The Invesco KBW Bank exchange-traded fund (KBWB) has lost about 9% this year, some 10 percentage points behind the S&P 500 (.SPX), which itself is barely positive, including dividends.
Nevertheless, there was good news in the sector this week this amid the broader market rout, including several upgrades by analysts and some solid earnings results. Though the bears still have the upper hand, there are some encouraging signs of growth.
Nomura on Wednesday upgraded Fifth Third Bancorp (FITB) from Reduce to Neutral. The Cincinnati-based bank announced in May that it will merge with MB Financial (MBFI), a Chicago-based bank, in a deal valued at roughly $4.6 billion. Nomura said that integration risk remains a concern but that “we now believe fears are fully discounted in [the] valuation.”
Fifth Third’s stock trades at 9.4 times the $2.66 a share analysts expect the company to earn next year, compared with its five-year average of 11.7 times, according to FactSet.
Citizens Financial Group (CFG), based in Providence, R.I., was upgraded recently by two analysts, as Barron’s noted on Tuesday (“Citizens Bank Stock Gets Two Upgrades, but Still Doesn’t Rally”).
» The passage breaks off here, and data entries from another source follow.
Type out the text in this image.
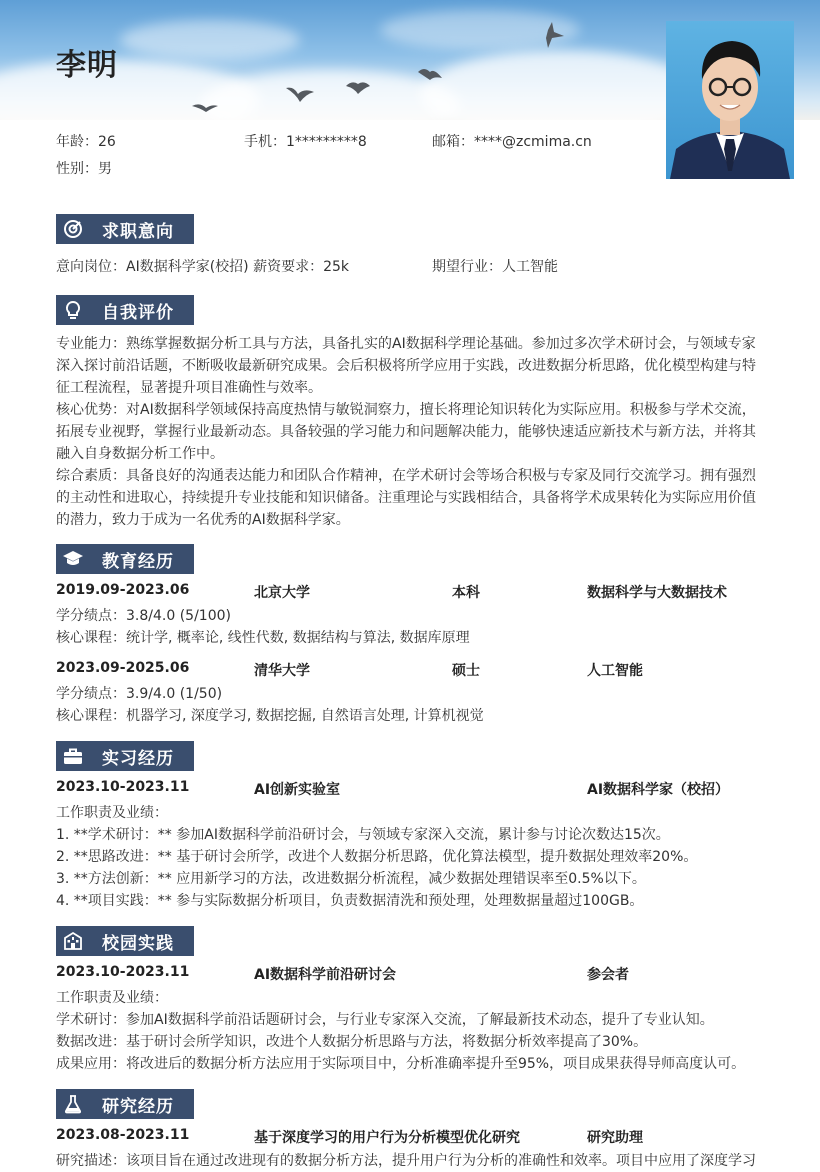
李明
年龄：26	手机：1*********8	邮箱：****@zcmima.cn
性别：男
求职意向
意向岗位：AI数据科学家(校招) 薪资要求：25k	期望行业：人工智能
自我评价
专业能力：熟练掌握数据分析工具与方法，具备扎实的AI数据科学理论基础。参加过多次学术研讨会，与领域专家深入探讨前沿话题，不断吸收最新研究成果。会后积极将所学应用于实践，改进数据分析思路，优化模型构建与特征工程流程，显著提升项目准确性与效率。
核心优势：对AI数据科学领域保持高度热情与敏锐洞察力，擅长将理论知识转化为实际应用。积极参与学术交流，拓展专业视野，掌握行业最新动态。具备较强的学习能力和问题解决能力，能够快速适应新技术与新方法，并将其融入自身数据分析工作中。
综合素质：具备良好的沟通表达能力和团队合作精神，在学术研讨会等场合积极与专家及同行交流学习。拥有强烈的主动性和进取心，持续提升专业技能和知识储备。注重理论与实践相结合，具备将学术成果转化为实际应用价值的潜力，致力于成为一名优秀的AI数据科学家。
教育经历
2019.09-2023.06	北京大学	本科	数据科学与大数据技术
学分绩点：3.8/4.0 (5/100)
核心课程：统计学, 概率论, 线性代数, 数据结构与算法, 数据库原理
2023.09-2025.06	清华大学	硕士	人工智能
学分绩点：3.9/4.0 (1/50)
核心课程：机器学习, 深度学习, 数据挖掘, 自然语言处理, 计算机视觉
实习经历
2023.10-2023.11	AI创新实验室	AI数据科学家（校招）
工作职责及业绩：
1. **学术研讨：** 参加AI数据科学前沿研讨会，与领域专家深入交流，累计参与讨论次数达15次。
2. **思路改进：** 基于研讨会所学，改进个人数据分析思路，优化算法模型，提升数据处理效率20%。
3. **方法创新：** 应用新学习的方法，改进数据分析流程，减少数据处理错误率至0.5%以下。
4. **项目实践：** 参与实际数据分析项目，负责数据清洗和预处理，处理数据量超过100GB。
校园实践
2023.10-2023.11	AI数据科学前沿研讨会	参会者
工作职责及业绩：
学术研讨：参加AI数据科学前沿话题研讨会，与行业专家深入交流，了解最新技术动态，提升了专业认知。
数据改进：基于研讨会所学知识，改进个人数据分析思路与方法，将数据分析效率提高了30%。
成果应用：将改进后的数据分析方法应用于实际项目中，分析准确率提升至95%，项目成果获得导师高度认可。
研究经历
2023.08-2023.11	基于深度学习的用户行为分析模型优化研究	研究助理
研究描述：该项目旨在通过改进现有的数据分析方法，提升用户行为分析的准确性和效率。项目中应用了深度学习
In a note on Wednesday, Wedbush made positive comments about several regional banks. The firm raised its fourth-quarter profit estimate for Salt Lake City–based Zions Bancorporation (ZION) to $1.03 a share, up from 99 cents, “to reflect the solid [third-quarter] results driven by margin expansion and lower-than-forecast expense growth.”
It has a Neutral rating on the stock.
Zions earned $1.04 a share in the third quarter, beating the consensus by 7 cents, according to FactSet.
Wedbush noted that Birmingham, Ala.–based Regions Financial (RF), which it rates Outperform, had “solid improvement” in its efficiency ratio, which measures a bank’s noninterest expense to revenues.
For the regional-bank sector as a whole, credit quality has been strong, with net loan charge-offs at very low levels. There are worries, however, that the benign credit environment won’t last, given the current recovery’s advanced age. If conditions deteriorate, it would force banks to significantly boost their loan-loss provisions and pressure earnings.
Another concern is that while banks have benefited from the Federal Reserve’s tightening regimen since late 2015, there’s not a lot of upside as banks deposit costs go up.